There, in the imperial city, where we arrived on 10 February, we had from the illustrious Austrian Chancellor, Prince of Metternich, and from the Bavarian ambassador, Baron von Stainlein, the most effective and generous assistance for further arrangements and supplies, necessary for the execution. of the scientific plans of the illustrious monarch. Mr. von Schreibers, Director of the Museum of Natural History, rightly celebrated for his writings, was well-known in the circle of the worthy scientists in charge of organizing the Austrian expedition of Natural History to Brazil. He was kind enough to introduce us to the other men of natural history and science, who were our fellow travelers. It was intended for Prof. Mikan from Prague for Botany and Entomology; and the doctor Dr. Pohl for Mineralogy and Botany; Natterer, assistant of the Museum of Natural History, for Zoology; Thomas Ender, for landscape painter; Buchberger, for plant painter; H. Schott, son of the worthy University Garden inspector, was intended for gardener; these last two were attached to Mr. Mikan as auxiliaries; In addition to them, a hunter and a miner accompanied the commission. Delighted with the knowledge of our future companions, we looked forward to the moment of our departure to Trieste.

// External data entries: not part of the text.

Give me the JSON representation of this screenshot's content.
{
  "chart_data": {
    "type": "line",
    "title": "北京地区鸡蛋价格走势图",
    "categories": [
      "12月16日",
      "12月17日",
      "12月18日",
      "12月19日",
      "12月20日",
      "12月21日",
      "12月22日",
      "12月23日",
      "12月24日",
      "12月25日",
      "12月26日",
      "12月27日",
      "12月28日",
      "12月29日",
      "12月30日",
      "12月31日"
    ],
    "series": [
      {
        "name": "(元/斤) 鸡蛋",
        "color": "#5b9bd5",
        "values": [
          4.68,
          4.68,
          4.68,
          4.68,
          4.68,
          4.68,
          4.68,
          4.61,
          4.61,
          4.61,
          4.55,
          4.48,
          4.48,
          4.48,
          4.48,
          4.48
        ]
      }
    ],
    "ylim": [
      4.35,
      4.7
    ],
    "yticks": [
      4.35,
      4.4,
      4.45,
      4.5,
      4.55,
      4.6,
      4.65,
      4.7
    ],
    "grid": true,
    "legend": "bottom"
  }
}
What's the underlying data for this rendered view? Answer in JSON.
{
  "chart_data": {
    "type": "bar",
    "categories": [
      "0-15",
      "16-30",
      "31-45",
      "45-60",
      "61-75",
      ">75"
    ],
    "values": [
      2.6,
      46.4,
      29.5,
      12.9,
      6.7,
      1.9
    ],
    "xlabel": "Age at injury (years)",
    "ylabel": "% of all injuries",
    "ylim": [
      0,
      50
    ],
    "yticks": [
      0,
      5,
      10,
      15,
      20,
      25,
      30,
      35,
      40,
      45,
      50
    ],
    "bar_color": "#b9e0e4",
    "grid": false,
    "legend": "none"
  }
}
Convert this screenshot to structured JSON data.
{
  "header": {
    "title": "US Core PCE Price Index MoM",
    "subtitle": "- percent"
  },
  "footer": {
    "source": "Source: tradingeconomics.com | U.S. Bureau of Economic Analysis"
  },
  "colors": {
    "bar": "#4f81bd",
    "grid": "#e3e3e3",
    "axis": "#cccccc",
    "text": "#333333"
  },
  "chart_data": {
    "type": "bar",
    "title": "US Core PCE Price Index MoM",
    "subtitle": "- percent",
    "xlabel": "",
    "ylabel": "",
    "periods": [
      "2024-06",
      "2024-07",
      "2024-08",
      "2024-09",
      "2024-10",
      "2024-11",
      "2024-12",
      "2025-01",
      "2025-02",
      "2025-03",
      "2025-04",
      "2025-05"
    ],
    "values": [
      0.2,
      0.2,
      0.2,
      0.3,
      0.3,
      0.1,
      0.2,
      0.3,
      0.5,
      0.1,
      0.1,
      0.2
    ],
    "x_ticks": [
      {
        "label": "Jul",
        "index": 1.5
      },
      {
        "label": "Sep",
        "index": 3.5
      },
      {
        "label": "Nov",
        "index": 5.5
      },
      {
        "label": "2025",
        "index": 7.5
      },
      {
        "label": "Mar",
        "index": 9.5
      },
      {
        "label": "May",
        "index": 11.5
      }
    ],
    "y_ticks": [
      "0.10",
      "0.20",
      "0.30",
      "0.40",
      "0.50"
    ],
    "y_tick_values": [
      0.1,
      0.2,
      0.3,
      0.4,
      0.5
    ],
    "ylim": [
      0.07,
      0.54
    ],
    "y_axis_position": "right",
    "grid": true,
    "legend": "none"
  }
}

On March 4, we left the imperial city of Vienna and headed for Trieste. In Gratz, we visited the Johanneum, this well-endowed institute, due to the founding duke's support, was intended above all to spread practical knowledge in the areas of Natural and Technical History. Given this opportunity, we had visited with Prof. Chrys. von Vest and F. Mohs, and gladly, if time had allowed, would have lingered beside this distinguished researcher; but circumstances prevented it, and we tried to move on so that we could visit the mercury mines of Idria. It seemed worthwhile for us to know by sight this formation, whose production in Brazil, so rich in mines, should be an invaluable advantage, as well as for Peru and Mexico, once the process of amalgamation is known to them.